Além disso, para Marinoni, “[o] voto escrito constitui, na prática dos tribunais brasileiros, uma inusitada espécie de ‘decisão individual justificada antecipada”5. À medida em que se apresenta o voto como sendo uma decisão, “o voto convida à adesão, ao invés de convidar à deliberação”6.
Luiz Guilherme, na obra analisada, convida-nos a algumas reflexões. Uma delas, notadamente, refere-se à missão das nossas Cortes Supremas, STF e STJ, apontando que há muito deixaram de ter uma função voltada exclusivamente às partes e indiferente aos fatos para se tornarem, agora sim, “[c]ortes imbuídas de, a partir da realidade dos casos concretos, colaborarem com o desenvolvimento do direito mediante precedentes com eficácia geral e vinculante, o que exige a reorganização do seu modelo de julgamento”7.
O autor ressalta, ainda, a importância da participação de diversos grupos que possam vir a ser afetados pelos precedentes, devendo ser dado a eles voz e espaço perante a Corte.
O QUE MUDA A PARTIR DE AGORA?
Quem já trabalhou em assessoria judiciária em gabinetes de Desembargadores e Ministros sabe muito bem como funciona a dinâmica dos processos. O excesso de demandas acaba por tornar a rotina dos gabinetes por demais burocrática e tendente a uma padronização nas decisões. Prova disso são as inúmeras decisões praticamente iguais, mudando apenas os fatos e os dados das partes envolvidas. O problema em tudo isso é que não há mais discussão da matéria.
O desfecho no processo só será outro quando e se o advogado for despachar com os desembargadores ou ministros, entregando-lhes memoriais, demonstrando haver um claro distinguishing.
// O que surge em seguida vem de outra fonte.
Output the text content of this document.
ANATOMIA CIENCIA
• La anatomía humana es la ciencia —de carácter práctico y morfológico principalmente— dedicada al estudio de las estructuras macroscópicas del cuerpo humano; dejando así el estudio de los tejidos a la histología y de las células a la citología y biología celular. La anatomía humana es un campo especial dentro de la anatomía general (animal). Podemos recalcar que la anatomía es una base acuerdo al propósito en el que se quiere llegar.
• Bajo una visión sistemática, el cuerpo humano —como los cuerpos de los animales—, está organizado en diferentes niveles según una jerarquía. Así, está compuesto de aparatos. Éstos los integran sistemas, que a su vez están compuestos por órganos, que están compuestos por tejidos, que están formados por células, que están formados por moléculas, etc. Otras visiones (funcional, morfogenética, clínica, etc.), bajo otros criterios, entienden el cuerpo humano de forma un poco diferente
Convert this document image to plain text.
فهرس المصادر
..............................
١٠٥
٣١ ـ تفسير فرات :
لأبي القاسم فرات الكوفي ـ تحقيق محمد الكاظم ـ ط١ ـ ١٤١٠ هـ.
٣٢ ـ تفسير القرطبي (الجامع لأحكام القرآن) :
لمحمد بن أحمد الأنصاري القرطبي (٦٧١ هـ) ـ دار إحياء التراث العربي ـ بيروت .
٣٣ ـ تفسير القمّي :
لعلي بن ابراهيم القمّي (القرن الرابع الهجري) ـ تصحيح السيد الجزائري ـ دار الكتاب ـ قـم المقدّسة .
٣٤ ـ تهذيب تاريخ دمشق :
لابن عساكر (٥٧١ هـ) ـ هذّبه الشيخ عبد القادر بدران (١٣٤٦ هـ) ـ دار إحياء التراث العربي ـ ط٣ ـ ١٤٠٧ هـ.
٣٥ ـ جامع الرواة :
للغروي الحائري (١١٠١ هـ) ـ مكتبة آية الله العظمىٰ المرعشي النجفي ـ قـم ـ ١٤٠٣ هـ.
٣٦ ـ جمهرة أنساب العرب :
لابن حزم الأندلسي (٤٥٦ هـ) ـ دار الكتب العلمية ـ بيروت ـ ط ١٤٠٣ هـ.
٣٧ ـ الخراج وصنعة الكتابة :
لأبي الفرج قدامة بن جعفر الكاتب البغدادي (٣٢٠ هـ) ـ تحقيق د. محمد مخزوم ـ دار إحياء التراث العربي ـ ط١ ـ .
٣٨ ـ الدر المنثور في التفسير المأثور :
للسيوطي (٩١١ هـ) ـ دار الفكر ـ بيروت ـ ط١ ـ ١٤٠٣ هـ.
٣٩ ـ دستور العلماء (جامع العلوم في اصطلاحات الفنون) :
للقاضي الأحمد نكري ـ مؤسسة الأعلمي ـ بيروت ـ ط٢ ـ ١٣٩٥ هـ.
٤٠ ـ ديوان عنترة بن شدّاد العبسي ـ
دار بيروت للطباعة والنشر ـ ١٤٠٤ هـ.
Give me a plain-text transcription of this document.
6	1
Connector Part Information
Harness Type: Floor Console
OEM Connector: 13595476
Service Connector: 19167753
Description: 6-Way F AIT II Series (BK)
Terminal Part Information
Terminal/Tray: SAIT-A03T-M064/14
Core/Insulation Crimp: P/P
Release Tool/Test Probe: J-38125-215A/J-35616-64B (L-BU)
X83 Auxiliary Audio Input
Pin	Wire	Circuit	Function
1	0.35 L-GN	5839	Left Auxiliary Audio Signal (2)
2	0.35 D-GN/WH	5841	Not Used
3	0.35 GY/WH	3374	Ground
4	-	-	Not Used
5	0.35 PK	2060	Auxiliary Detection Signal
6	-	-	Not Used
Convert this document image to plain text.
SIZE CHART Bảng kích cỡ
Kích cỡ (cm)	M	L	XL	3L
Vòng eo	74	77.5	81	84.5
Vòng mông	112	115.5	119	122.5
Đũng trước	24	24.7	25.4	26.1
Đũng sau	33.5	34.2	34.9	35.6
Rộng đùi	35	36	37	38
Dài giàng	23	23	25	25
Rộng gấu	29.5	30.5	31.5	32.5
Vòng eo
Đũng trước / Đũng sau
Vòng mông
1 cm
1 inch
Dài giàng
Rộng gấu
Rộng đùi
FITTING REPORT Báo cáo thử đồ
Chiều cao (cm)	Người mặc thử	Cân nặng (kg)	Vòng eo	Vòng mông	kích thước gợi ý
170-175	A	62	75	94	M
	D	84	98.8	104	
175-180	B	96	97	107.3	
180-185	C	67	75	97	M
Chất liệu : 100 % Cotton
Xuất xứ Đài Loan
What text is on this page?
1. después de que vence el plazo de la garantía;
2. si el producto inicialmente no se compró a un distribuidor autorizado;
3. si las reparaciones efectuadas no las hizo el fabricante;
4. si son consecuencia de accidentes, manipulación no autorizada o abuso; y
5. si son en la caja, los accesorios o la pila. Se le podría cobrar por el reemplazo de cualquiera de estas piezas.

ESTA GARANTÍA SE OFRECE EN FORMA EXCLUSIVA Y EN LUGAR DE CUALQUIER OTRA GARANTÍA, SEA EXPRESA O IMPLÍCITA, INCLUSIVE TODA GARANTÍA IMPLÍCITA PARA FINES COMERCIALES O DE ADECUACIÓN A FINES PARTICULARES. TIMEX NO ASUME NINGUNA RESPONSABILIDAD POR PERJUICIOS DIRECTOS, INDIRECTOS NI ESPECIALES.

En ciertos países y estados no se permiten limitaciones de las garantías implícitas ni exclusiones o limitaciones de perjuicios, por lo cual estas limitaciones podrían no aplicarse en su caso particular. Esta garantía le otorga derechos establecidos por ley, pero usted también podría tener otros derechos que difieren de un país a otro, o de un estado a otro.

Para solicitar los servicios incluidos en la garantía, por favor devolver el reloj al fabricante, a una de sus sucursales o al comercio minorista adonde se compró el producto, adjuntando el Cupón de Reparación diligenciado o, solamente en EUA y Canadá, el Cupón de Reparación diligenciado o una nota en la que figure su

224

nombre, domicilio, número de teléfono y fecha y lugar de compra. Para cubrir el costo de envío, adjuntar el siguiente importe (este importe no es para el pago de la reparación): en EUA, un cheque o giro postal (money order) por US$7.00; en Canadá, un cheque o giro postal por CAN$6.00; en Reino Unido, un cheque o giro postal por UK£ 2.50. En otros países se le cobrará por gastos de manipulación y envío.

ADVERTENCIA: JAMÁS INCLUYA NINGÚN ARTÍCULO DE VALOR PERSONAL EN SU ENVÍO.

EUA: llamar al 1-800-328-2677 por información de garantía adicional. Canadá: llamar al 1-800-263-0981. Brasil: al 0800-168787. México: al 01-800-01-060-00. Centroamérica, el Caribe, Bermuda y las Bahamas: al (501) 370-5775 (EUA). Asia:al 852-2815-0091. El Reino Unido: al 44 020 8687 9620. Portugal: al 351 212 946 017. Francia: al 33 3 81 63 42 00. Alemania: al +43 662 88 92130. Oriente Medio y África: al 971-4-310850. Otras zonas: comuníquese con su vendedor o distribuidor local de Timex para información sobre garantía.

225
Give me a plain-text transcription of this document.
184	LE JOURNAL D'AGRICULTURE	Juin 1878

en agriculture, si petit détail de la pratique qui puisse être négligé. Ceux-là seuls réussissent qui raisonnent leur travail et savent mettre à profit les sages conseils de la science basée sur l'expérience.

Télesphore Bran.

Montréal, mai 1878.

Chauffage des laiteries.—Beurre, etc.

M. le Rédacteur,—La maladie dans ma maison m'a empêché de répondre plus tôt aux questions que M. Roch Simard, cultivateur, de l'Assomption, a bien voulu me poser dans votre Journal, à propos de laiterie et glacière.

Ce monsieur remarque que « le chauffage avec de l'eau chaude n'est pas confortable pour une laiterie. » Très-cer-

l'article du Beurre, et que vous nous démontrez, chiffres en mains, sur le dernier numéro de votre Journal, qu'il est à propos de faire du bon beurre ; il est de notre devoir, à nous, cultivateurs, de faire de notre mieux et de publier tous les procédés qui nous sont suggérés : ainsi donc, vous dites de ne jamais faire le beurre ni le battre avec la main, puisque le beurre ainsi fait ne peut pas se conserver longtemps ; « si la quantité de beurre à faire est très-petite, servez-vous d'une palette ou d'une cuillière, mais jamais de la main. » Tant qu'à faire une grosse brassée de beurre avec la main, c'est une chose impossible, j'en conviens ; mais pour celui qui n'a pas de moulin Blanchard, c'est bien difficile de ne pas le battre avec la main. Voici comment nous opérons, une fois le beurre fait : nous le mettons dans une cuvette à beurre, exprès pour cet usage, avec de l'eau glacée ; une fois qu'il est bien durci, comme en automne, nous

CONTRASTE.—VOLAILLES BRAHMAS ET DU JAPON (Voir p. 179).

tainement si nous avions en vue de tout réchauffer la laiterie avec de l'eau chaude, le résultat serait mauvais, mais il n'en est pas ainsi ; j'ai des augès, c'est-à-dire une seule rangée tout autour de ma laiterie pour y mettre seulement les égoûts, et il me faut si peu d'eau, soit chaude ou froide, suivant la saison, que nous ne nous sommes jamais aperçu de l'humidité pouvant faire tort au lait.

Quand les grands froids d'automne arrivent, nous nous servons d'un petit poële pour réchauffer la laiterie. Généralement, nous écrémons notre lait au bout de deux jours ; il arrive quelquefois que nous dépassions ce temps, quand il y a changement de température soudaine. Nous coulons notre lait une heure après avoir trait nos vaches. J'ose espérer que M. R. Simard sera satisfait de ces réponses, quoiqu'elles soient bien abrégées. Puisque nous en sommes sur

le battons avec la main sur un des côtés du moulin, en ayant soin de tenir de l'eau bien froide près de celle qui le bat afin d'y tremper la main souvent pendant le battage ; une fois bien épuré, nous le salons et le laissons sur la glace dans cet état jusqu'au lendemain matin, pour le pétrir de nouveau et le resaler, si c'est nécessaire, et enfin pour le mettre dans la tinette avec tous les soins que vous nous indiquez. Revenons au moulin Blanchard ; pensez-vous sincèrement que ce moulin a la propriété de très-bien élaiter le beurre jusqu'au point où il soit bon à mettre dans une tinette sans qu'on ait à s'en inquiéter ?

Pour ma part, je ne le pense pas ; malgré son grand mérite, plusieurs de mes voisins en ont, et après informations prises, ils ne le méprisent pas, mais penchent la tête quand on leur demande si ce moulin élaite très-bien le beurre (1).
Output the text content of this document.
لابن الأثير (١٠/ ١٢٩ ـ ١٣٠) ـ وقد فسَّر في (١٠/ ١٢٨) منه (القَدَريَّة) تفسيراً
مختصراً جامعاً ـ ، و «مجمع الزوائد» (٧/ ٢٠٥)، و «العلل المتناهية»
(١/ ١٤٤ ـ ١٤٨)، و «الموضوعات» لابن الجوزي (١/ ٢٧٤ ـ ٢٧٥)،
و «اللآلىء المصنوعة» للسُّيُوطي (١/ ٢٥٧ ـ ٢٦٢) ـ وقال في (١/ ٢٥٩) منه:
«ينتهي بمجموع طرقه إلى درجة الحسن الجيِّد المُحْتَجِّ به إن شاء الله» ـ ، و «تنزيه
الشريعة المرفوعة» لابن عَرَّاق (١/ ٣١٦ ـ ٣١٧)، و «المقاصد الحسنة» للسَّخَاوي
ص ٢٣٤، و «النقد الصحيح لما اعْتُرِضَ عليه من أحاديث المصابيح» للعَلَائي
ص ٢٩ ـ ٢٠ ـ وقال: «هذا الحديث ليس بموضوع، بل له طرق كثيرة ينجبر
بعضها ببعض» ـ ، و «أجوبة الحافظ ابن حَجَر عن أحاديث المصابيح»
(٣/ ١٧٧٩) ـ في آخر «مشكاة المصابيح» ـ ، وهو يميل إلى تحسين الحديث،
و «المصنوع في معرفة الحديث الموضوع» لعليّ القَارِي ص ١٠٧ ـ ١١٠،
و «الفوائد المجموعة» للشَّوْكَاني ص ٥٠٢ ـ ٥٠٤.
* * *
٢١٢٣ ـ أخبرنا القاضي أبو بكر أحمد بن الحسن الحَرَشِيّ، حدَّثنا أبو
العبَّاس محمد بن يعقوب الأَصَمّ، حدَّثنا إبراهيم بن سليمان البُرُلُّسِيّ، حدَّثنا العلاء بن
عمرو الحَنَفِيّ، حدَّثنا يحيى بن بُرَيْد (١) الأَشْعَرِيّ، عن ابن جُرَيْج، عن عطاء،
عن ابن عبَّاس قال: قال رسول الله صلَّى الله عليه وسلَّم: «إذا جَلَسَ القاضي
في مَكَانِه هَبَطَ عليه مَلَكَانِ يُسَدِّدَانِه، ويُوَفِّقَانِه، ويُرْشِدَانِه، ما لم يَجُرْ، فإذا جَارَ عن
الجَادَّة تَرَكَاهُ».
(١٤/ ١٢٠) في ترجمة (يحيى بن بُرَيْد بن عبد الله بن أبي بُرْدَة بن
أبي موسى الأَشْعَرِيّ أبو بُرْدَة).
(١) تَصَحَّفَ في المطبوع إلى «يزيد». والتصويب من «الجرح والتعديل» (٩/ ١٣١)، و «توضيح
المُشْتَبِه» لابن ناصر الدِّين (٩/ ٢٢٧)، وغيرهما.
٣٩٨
Essa, geralmente, é a rotina nos Tribunais de Apelação. Contudo, se há problema nessa sistemática em que se apreciam casos concretos, quanto mais haverá dificuldade quando se estiver diante de Cortes de Precedentes.
Com a mudança, o que se pretende é fazer com que os Ministros ouçam as partes envolvidas, seus argumentos e somente depois, em outro momento, passar-se-á à deliberação e votação da demanda. A ideia é justamente que os votos não venham prontos para serem prolatados. No atual modelo, repisa-se, o relator, após informar os demais julgadores, muitas vezes é aquele quem “decide em nome de todos, sem que isso seja objeto de reflexão”8.
PROBLEMAS DA DELIBERAÇÃO EM SESSÃO9
O autor, com razão, aponta que, a depender da técnica decisória elegida, isso poderá “estimular ou limitar a discussão entre os julgadores”10. Além disso, “[n]os colegiados que decidem por maioria, no entanto, os Juízes são levados a apresentar votos escritos antes de conhecerem os argumentos dos seus pares, como se o colegiado não tivesse que deliberar ou cada Juiz devesse, sem precisar discutir, apenas decidir”11. Marinoni ressalta que o fato de uma Corte decidir por maioria de votos, como o é a nosso STF, “não elimina a necessidade de deliberação e, assim, a contraposição entre os argumentos dos membros do colegiado”12.
Mas, qual a relação de todos esses questionamentos – necessários - com o novo modelo proposto pelo STF, segundo o qual, primeiro as sustentações orais, e só depois, em outra sessão, a deliberação e votação?
Luiz Guilherme aduz que “[a] nova função das Cortes Supremas impõe uma lógica procedimental que abra oportunidade para maior participação das partes e dos amici e ampla e aprofundada deliberação entre os julgadores, o que exige novos espaços para a participação dos advogados e a ressignificação do papel do relator e dos votos dos julgadores”13. Com isso, segundo o autor, ter-se-á “uma decisão realmente colegiada, distinta da que se expressa a partir da contagem ou do acúmulo de decisões e justificativas individuais”14.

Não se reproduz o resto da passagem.